La fixation du castillan a pour conséquence son épuration, ainsi qu’une amplification importante de son vocabulaire. En 1492, année qui marque la fin de la domination arabe dans la péninsule et la découverte du Nouveau Monde, Antonio de Nebrija présente aux Rois Catholiques sa Gramática. Pour la première fois dans l’histoire de la latinité, une langue issue du latin fait l’objet d’une étude. Peu après, en 1499, la Tragicomedia de Calisto et Melibea révélera que cette langue, que l’on commence à appeler l’espagnol, peut être le véhicule d’une grande littérature. Le XVIIème siècle s’empresse de le démontrer : c’est le siècle de Don Quichotte.

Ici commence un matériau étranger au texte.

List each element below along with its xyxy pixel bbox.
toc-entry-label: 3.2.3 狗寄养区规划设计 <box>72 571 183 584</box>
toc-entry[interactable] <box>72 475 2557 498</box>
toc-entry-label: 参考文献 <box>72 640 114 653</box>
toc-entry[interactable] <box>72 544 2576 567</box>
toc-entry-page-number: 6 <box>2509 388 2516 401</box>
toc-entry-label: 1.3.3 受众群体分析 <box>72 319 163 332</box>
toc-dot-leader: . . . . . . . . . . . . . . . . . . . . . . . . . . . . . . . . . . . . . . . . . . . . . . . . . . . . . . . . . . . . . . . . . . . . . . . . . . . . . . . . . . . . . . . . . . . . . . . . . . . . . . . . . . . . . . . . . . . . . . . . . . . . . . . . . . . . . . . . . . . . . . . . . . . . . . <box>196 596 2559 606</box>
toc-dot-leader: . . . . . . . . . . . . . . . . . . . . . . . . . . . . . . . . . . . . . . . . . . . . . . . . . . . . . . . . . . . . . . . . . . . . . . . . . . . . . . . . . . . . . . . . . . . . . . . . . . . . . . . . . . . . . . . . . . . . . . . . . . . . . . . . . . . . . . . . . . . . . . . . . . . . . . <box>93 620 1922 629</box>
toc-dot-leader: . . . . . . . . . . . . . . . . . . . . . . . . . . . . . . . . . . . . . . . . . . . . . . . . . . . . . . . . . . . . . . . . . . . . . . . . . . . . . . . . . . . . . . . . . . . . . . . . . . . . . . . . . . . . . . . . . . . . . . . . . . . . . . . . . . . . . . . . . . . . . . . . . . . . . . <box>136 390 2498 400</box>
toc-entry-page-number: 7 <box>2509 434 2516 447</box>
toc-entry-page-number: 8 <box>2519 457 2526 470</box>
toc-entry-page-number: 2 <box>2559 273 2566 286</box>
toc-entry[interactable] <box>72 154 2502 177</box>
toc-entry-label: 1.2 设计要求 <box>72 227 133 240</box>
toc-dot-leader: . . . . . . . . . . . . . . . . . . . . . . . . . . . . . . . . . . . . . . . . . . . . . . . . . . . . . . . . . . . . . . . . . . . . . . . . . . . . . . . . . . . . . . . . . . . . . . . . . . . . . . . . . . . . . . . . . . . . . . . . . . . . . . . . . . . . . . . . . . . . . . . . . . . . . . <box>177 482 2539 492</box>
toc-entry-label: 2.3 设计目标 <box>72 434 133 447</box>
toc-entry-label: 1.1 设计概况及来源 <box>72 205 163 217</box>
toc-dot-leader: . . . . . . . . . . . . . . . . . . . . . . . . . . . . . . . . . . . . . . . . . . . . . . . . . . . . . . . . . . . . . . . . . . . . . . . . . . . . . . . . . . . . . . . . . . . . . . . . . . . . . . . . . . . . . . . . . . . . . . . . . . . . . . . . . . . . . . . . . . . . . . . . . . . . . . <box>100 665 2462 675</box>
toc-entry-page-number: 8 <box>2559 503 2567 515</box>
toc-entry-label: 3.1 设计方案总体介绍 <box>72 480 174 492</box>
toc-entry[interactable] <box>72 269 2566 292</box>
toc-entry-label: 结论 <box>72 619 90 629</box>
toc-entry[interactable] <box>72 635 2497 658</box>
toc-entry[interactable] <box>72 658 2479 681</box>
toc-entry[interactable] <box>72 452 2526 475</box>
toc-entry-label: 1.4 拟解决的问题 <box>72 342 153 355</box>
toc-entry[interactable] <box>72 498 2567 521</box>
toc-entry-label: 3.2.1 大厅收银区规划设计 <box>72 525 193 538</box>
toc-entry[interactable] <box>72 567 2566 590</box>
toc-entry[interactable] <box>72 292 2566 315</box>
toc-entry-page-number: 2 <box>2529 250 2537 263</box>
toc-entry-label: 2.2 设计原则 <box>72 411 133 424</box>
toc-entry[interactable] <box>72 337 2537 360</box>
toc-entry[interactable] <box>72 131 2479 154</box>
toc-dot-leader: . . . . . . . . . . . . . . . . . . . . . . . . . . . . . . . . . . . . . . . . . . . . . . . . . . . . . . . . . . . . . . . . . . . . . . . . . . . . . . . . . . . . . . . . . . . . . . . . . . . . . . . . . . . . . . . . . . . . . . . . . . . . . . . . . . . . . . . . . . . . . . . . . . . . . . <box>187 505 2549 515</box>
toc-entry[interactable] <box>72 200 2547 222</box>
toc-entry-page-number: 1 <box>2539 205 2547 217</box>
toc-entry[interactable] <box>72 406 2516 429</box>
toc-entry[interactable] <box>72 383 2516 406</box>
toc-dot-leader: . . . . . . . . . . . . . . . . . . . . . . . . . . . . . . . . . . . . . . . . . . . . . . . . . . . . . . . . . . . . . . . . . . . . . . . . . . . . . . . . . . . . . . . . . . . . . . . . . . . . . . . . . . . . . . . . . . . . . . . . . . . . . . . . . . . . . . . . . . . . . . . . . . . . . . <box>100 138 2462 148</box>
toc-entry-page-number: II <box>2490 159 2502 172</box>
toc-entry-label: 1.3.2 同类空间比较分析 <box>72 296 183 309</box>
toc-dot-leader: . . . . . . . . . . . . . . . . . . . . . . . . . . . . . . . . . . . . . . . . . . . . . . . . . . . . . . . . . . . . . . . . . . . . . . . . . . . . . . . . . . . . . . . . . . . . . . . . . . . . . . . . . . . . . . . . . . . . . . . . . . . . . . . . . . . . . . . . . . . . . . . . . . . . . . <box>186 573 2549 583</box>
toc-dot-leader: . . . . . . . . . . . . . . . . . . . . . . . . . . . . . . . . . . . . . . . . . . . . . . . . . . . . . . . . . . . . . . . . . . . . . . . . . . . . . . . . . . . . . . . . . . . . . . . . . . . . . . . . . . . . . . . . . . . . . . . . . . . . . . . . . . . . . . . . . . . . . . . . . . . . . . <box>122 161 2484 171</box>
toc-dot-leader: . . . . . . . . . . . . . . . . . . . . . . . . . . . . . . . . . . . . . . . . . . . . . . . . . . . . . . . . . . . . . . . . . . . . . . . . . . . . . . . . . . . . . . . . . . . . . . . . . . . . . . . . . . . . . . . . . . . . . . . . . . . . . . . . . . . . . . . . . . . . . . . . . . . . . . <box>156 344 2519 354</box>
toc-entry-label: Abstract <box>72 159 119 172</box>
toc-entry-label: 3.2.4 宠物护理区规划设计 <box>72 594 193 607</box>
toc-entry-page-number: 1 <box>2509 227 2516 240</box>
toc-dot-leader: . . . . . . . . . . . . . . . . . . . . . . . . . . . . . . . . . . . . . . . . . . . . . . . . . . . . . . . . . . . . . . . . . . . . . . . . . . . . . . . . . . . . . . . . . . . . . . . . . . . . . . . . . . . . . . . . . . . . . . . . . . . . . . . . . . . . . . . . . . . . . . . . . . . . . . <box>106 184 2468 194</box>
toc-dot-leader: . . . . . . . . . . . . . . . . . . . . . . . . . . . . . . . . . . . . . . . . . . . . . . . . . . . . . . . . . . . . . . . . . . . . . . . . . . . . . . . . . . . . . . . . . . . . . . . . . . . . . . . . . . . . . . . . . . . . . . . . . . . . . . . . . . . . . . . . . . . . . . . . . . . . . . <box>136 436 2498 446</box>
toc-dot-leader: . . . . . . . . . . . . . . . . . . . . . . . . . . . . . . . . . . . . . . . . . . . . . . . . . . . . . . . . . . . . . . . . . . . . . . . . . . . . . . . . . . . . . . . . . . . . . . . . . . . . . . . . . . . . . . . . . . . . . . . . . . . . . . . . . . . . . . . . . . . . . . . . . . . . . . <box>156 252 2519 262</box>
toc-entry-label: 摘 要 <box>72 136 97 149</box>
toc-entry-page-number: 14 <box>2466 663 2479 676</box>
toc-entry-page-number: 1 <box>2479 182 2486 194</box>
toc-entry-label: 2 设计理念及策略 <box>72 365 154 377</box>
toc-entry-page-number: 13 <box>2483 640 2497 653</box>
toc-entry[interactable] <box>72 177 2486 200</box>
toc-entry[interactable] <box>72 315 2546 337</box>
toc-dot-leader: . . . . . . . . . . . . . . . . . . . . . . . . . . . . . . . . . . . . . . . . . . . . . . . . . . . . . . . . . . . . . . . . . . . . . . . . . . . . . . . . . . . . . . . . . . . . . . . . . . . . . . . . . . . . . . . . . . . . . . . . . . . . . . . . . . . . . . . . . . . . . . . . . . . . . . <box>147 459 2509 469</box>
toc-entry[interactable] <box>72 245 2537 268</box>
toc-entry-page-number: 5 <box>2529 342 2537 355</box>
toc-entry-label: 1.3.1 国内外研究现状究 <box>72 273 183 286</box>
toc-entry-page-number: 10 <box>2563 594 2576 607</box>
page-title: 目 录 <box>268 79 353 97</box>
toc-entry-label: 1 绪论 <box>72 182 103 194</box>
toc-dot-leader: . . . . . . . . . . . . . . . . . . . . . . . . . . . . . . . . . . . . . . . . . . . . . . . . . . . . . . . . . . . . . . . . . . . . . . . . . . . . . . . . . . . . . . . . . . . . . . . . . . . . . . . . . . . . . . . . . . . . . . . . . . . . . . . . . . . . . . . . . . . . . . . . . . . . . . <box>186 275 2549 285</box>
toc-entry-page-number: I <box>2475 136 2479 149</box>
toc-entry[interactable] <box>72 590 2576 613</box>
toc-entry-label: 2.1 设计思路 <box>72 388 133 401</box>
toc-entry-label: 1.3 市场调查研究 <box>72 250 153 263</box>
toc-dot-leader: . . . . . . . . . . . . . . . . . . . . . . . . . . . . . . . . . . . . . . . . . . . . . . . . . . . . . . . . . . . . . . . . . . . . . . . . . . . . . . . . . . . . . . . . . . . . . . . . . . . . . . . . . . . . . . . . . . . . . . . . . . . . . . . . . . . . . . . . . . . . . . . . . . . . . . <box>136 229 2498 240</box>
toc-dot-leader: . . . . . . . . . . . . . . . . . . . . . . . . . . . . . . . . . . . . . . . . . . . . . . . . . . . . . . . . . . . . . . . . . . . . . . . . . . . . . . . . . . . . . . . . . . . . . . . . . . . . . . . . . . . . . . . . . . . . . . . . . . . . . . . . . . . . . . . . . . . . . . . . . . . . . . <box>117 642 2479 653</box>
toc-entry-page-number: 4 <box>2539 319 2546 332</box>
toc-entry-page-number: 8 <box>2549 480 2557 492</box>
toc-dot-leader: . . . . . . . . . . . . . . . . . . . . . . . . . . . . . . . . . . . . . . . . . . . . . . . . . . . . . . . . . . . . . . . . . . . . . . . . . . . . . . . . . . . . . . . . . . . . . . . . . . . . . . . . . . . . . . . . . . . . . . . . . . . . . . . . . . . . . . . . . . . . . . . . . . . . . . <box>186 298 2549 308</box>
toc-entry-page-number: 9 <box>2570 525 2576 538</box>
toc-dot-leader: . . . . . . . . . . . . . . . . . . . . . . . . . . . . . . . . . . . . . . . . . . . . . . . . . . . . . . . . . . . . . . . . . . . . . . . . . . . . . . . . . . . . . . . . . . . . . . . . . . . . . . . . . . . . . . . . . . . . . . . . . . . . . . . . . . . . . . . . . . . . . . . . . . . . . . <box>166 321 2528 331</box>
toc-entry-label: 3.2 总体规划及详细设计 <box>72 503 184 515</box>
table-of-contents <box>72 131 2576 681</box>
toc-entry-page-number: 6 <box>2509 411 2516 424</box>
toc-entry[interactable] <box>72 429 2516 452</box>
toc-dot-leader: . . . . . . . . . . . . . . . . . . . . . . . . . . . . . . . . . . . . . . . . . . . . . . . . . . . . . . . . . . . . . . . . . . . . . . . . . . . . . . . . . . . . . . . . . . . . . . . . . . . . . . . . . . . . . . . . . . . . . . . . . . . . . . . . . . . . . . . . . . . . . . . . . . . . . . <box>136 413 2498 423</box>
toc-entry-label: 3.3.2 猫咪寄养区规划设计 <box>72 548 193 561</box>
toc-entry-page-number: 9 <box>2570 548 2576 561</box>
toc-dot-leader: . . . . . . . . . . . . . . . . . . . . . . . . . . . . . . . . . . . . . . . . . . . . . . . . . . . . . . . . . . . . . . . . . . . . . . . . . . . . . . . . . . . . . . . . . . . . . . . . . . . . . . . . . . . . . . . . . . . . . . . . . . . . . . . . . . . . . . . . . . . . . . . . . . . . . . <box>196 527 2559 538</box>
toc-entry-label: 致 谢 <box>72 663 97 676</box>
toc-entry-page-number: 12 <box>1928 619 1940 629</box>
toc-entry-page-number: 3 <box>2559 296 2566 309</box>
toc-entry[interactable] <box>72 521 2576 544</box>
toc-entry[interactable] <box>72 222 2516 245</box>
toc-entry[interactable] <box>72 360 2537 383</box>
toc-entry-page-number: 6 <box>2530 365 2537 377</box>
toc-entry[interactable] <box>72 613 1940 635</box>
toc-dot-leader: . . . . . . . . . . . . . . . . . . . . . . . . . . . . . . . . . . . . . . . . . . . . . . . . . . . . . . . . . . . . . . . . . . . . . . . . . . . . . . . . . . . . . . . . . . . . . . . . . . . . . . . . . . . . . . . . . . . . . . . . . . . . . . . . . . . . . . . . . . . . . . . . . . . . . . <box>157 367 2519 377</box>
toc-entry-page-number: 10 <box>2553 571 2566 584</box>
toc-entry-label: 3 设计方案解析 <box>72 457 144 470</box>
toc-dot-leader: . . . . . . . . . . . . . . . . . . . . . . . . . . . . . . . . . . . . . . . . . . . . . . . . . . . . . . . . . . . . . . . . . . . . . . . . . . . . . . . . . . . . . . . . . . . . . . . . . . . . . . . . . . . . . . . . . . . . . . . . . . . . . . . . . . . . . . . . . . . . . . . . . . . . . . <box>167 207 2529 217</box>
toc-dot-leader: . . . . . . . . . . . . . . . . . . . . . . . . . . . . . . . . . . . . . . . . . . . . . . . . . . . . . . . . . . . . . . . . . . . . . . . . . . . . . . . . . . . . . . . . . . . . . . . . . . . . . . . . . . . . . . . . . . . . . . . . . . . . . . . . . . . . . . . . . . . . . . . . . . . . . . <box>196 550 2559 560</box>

Au XVIème siècle, le pouvoir espagnol est à son apogée et recouvre non seulement les territoires du Nouveau Monde, mais également une grande partie de l’Europe. Accompagnant les contacts multiples entre des peuples différents, des échanges linguistiques très intenses se produisent. Le castillan est appris dans les milieux distingués européens et les oeuvres des auteurs espagnols sont jouées avec succès dans les cours royales. Des hispanismes s’introduisent dans les autres langues latines et inversement, ces dernières pénètrent l’espagnol. La nouvelle réalité qu’est l’Amérique suscite également une intégration considérable de vocables et de tournures nouvelles dans la langue espagnole.

Au cours de ce siècle, de nombreux changements s’opèrent dans la prononciation, qui éloignent l’espagnol actuel de l’ancien castillan. Ce phénomène culmine au XVII siècle et explique les divergences qui existent aujourd’hui entre cette langue et les autres langues néo-latines. C’est le cas pour la prononciation espagnole de la lettre “j “, la jota, et l’absence de différences dans la prononciation entre le “v “ et le “b “.

Un vaste débat anime les spécialistes quant aux causes des différences phonétiques existant entre l’espagnol pratiqué en Espagne - qui n’est d’ailleurs pas le même dans toute la péninsule - et celui parlé en Amérique. Une des explications avancées est que, conjointement aux grands changements dans la prononciation, l’Espagne lance ses navires à l’assaut du Nouveau Monde, avec des marins et des soldats originaires de différentes régions d’Espagne. Assurément, la controverse n’est pas terminée.

L’espagnol acquiert ses lettres de noblesse avec la création en 1713 de la Real Academia de la Lengua, qui publie à partir de 1726 le Diccionario de autoridades, puis en 1771, la première édition de la Gramatica, constamment revue et qui demeure un ouvrage de référence. Ainsi, malgré les particularités régionales, l’unité de la langue espagnole se maintient. Pendant plus de cinq siècles, sa richesse et sa flexibilité ont été et sont encore le vecteur privilégié pour l’expression des peuples des deux côtés de l’Atlantique. L’élaboration de politiques linguistiques concertées entre les pays hispanophones et les moyens modernes de diffusion et de communication qui limitent les écarts phonétiques, syntaxiques et lexicaux ont permis de préserver l’intégrité de l’espagnol.